Sull’Ucraina continuità non scontata del governo

IL COMMENTO. Pace nella giustizia: pace vera, non una resa. Non c’erano dubbi, attese rispettate: è andata bene la visita di Zelensky a Roma, la prima dall’invasione russa e dopo l’incontro di febbraio a Kiev con Giorgia Meloni. «Pienamente al vostro fianco», ribadisce Mattarella, che negli interventi di questi mesi ha sempre condannato l’aggressione di Mosca. «La nostra vittoria è la pace», dice il leader ucraino.

«L’Italia continuerà a fornire il supporto necessario, anche militare, affinché si arrivi a una pace giusta per l’Ucraina, che potrà esserci solo se la Russia cesserà le ostilità», insiste la premier. Incontri ravvicinati calorosi pure sul piano umano, con parole non semplicemente dettate dal galateo istituzionale: i protagonisti possono sentirsi rassicurati. L’Italia, conferma Zelensky, è dalla parte giusta. Sia con Draghi sia con Meloni, e con la bussola del presidente della Repubblica, s’è mossa nel solco della solidarietà euro-atlantica. Una continuità con i due governi, non scontata inizialmente e messa in campo nonostante le sbandate di Salvini e Berlusconi: il vicepremier non ha fatto parte della delegazione italiana (i ministri Tajani e Crosetto con il sottosegretario Fazzolari), sostenendo che la sua presenza non era prevista dal protocollo.

Anche il nuovo Pd non sta seguendo su questo punto i Cinquestelle. Vicinanza concreta alla resistenza ucraina vuol dire non solo armi, ma anche sanzioni alla Russia, ricostruzione e sostegno all’ingresso dell’Ucraina nell’Ue: passaggio con ostacoli, in quanto sposterebbe gli equilibri in Europa e nella Nato rafforzando l’area Nordest, ma che viene comunque percorso quale garanzia democratica e di sicurezza geopolitica.

La visita è servita per una ricognizione costruttiva su un contesto in evoluzione e tale slancio spiega la ricerca di Zelensky, instancabile comunicatore e voce di un popolo coraggioso, al massimo consenso internazionale. Il presidente ucraino ha chiesto e ottenuto il pieno sostegno politico da parte dell’Italia. Per questo ha programmato il viaggio a Roma insieme a quello di oggi in Germania. Zelensky deve assicurarsi la sponda del gruppo di testa del continente (Berlino, Parigi, Roma), quello che più conta sul piano strategico, dopo aver ottenuto dagli anglosassoni, dai baltici e dai Paesi nordici le dotazioni necessarie alla controffensiva ucraina data per possibile se non per imminente, mentre nella ridotta di Bakhmut le truppe di Kiev stanno avanzando.
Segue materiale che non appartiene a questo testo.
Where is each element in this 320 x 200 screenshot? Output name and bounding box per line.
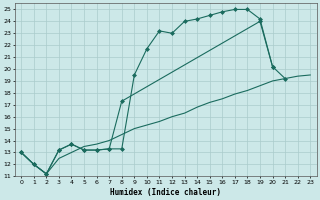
X-axis label: Humidex (Indice chaleur): Humidex (Indice chaleur) — [110, 188, 221, 197]
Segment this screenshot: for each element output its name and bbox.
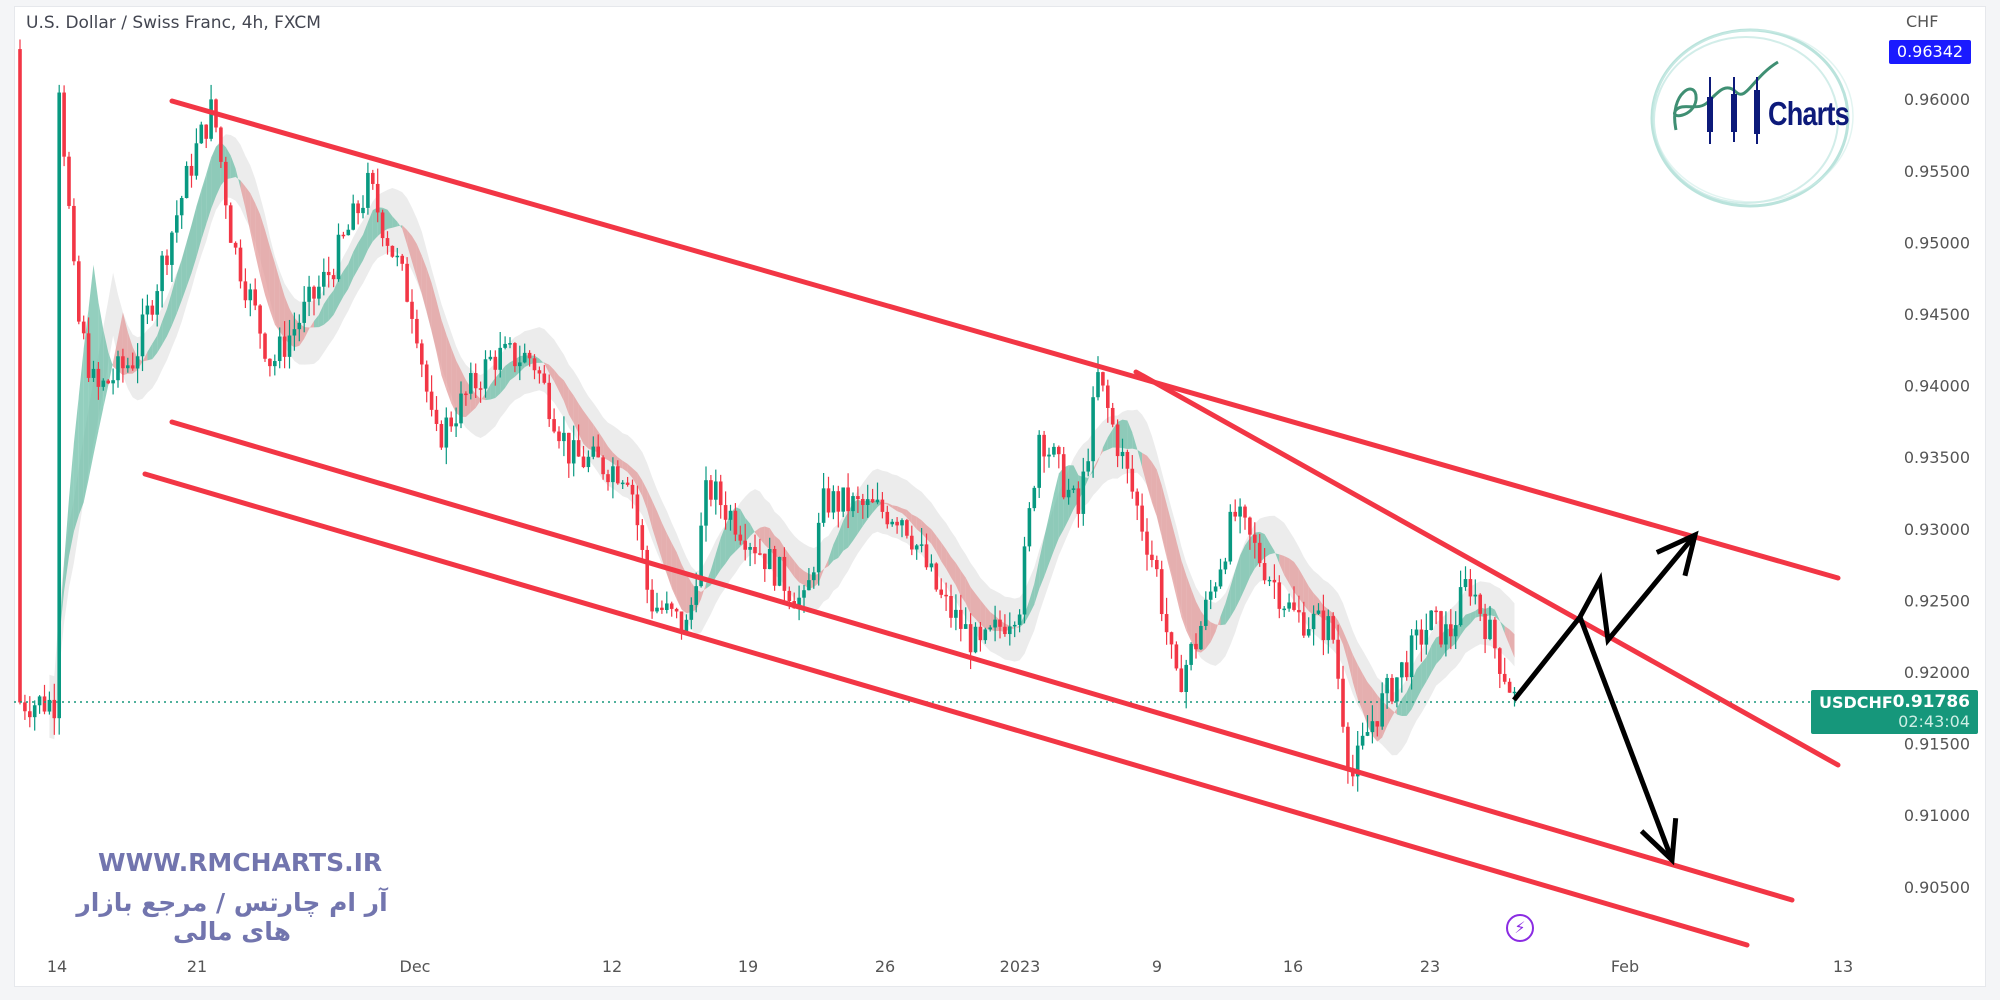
y-tick-label: 0.93000 <box>1904 520 1970 539</box>
high-price-badge: 0.96342 <box>1889 40 1971 64</box>
bolt-icon[interactable]: ⚡ <box>1506 914 1534 942</box>
x-tick-label: 23 <box>1420 957 1440 976</box>
x-tick-label: Dec <box>400 957 431 976</box>
trendlines[interactable] <box>142 98 1841 948</box>
y-tick-label: 0.91500 <box>1904 735 1970 754</box>
watermark-url: WWW.RMCHARTS.IR <box>98 848 383 877</box>
y-tick-label: 0.95000 <box>1904 233 1970 252</box>
currency-label: CHF <box>1906 12 1939 31</box>
x-tick-label: Feb <box>1611 957 1639 976</box>
x-tick-label: 26 <box>875 957 895 976</box>
y-axis[interactable]: 0.96000 0.95500 0.95000 0.94500 0.94000 0.935… <box>1904 90 1970 897</box>
rmcharts-logo <box>1650 28 1854 208</box>
x-tick-label: 19 <box>738 957 758 976</box>
y-tick-label: 0.91000 <box>1904 806 1970 825</box>
bullish-scenario[interactable] <box>1512 533 1697 702</box>
last-price-badge: USDCHF 0.91786 02:43:04 <box>1811 690 1978 734</box>
channel-upper[interactable] <box>169 98 1841 581</box>
x-tick-label: 12 <box>602 957 622 976</box>
channel-bottom[interactable] <box>142 471 1750 948</box>
chart-title: U.S. Dollar / Swiss Franc, 4h, FXCM <box>26 13 321 33</box>
x-tick-label: 13 <box>1833 957 1853 976</box>
logo-text: Charts <box>1768 95 1850 132</box>
y-tick-label: 0.94500 <box>1904 305 1970 324</box>
bar-countdown: 02:43:04 <box>1898 712 1970 731</box>
y-tick-label: 0.95500 <box>1904 162 1970 181</box>
bearish-scenario[interactable] <box>1577 616 1675 861</box>
y-tick-label: 0.92500 <box>1904 591 1970 610</box>
arrowhead-icon <box>1655 530 1699 577</box>
x-tick-label: 9 <box>1152 957 1162 976</box>
y-tick-label: 0.92000 <box>1904 663 1970 682</box>
y-tick-label: 0.96000 <box>1904 90 1970 109</box>
x-tick-label: 2023 <box>1000 957 1041 976</box>
descending-trendline[interactable] <box>1133 369 1841 768</box>
x-tick-label: 21 <box>187 957 207 976</box>
last-price: 0.91786 <box>1892 692 1970 712</box>
watermark-tagline: آر ام چارتس / مرجع بازار های مالی <box>76 888 388 946</box>
y-tick-label: 0.94000 <box>1904 377 1970 396</box>
candlesticks <box>18 39 1517 792</box>
x-tick-label: 14 <box>47 957 67 976</box>
y-tick-label: 0.93500 <box>1904 448 1970 467</box>
x-axis[interactable]: 14 21 Dec 12 19 26 2023 9 16 23 Feb 13 <box>47 957 1853 976</box>
ma-ribbon <box>59 142 1515 742</box>
x-tick-label: 16 <box>1283 957 1303 976</box>
symbol-label: USDCHF <box>1819 693 1893 712</box>
scenario-arrows[interactable] <box>1512 530 1699 866</box>
arrowhead-icon <box>1639 817 1679 866</box>
y-tick-label: 0.90500 <box>1904 878 1970 897</box>
channel-lower[interactable] <box>169 419 1795 903</box>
La sensazione è che le crescenti difficoltà militari ed economiche del regime di Putin stiano accelerando i piani dell’Occidente e della Cina. Si starebbero rafforzando i canali negoziali per scongiurare il rischio di una vietnamizzazione del conflitto. Un obiettivo che passa anche dal disgelo fra America e Cina: la diplomazia di Pechino, pur con le sue ambiguità, è in movimento e domani l’inviato di Xi è a Kiev, poi in Polonia, Francia, Germania e Russia. Macron sta lavorando a un piano di pace, senza dimenticare che la Turchia di Erdogan, parte in causa nel ruolo di mediatore, oggi va al voto.

La tappa italiana, un Paese speciale in questa trama, acquista così una dimensione più definita perché s’inserisce in un rilancio diplomatico su tutti i fronti per una chiusura del conflitto e che suona anche come un’ultima occasione offerta allo zar per accettare una trattativa. Pur sapendo che in parallelo sarà il terreno, cioè l’esito della controffensiva ucraina, a stabilire le precondizioni per uscire dal quadro bellico. Il tempo diventa vincolo necessario per la tenuta delle opinioni pubbliche nei Paesi più sensibili, come Italia e Germania, e perché a fine anno l’America entra in campagna elettorale.